La chirurgie percutanée de la lithiase urinaire : considérations spécifiques sur l'accès percutané

06 décembre 2008

Mots clés : Lithiase urinaire, néphrolithotomie percutanée, Accès percutané
Auteurs : C. Saussine, E. Lechevallier, O. Traxer
Référence : Prog Urol, 2008, 18, 12, 891-896

L’accès percutané représente une des difficultés de la néphrolithotomie percutanée. Différents artifices ont été décrits pour faciliter cet accès. Afin d’améliorer le résultat ou bien pour faciliter l’extraction de certains calculs, des accès supracostaux ou multiples seront réalisés. Les indications, complications et résultats de ces accès seront revus. L’endoscopie rétrograde est parfois utilisée pour permettre des accès difficiles.

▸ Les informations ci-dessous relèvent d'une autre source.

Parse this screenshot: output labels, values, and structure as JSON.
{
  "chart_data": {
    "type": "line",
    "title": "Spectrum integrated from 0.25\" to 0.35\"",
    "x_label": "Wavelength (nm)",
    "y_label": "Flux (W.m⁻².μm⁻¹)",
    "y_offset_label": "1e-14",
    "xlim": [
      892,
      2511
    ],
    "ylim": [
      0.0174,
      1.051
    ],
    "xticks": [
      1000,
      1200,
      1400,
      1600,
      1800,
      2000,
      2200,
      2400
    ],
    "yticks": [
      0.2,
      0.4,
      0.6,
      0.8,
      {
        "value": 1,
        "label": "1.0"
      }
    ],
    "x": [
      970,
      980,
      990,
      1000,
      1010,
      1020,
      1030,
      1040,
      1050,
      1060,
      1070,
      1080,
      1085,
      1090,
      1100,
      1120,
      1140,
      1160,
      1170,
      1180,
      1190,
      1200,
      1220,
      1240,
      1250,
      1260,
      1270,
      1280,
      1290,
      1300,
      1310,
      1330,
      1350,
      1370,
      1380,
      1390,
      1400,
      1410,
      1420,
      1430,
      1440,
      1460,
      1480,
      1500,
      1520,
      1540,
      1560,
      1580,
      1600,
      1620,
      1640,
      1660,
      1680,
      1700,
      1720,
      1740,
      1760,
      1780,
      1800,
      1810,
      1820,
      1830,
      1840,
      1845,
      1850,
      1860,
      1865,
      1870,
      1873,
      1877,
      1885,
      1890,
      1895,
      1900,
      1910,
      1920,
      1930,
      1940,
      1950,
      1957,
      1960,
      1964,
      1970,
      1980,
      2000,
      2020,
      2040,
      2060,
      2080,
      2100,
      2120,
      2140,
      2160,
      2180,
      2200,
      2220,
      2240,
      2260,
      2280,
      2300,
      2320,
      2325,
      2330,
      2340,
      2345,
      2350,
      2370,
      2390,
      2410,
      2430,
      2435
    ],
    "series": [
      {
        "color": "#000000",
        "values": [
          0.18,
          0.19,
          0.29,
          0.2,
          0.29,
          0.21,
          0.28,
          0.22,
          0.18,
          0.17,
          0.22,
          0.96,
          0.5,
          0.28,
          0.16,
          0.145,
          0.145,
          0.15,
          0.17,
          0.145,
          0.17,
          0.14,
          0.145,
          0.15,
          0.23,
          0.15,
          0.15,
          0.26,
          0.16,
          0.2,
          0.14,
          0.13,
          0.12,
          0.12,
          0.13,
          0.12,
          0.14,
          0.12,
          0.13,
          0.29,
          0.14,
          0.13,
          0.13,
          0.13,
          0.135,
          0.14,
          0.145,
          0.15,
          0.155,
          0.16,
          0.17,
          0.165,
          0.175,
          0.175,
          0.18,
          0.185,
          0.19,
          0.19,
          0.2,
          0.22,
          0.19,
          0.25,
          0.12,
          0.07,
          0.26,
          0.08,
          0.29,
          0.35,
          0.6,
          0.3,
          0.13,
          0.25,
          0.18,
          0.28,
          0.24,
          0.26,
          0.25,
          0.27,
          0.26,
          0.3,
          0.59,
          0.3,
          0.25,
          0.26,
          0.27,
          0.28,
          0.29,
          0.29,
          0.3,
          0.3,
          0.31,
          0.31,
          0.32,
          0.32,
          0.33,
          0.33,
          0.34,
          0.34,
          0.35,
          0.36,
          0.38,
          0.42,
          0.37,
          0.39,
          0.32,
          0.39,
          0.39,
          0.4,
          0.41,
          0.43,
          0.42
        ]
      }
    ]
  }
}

Dans la prise en charge de la lithiase urinaire, la néphrolithotomie percutanée (NLPC) est une technique chirurgicale minoritaire en nombre d’acte par rapport à la lithotritie extracorporelle ou à l’urétéroscopie, mais elle reste incontournable pour traiter certains calculs volumineux ou complexes. Une des principales difficultés de la NLPC réside en l’accès des cavités pyélocalicielles. Un accès réussi est gage de succès car il permettra d’atteindre toutes les pièces lithiasiques. Un accès réussi sera souvent unique, limitant les complications potentielles. L’étude récente de la littérature met en avant différents points concernant l’accès percutané. Différentes méthodes ont été élaborées pour rendre cet accès plus facile : elles seront passées en revue. L’accès peut être sous- ou supracostal, unique ou multiple. Enfin, l’accès peut être guidé par voie endoscopique.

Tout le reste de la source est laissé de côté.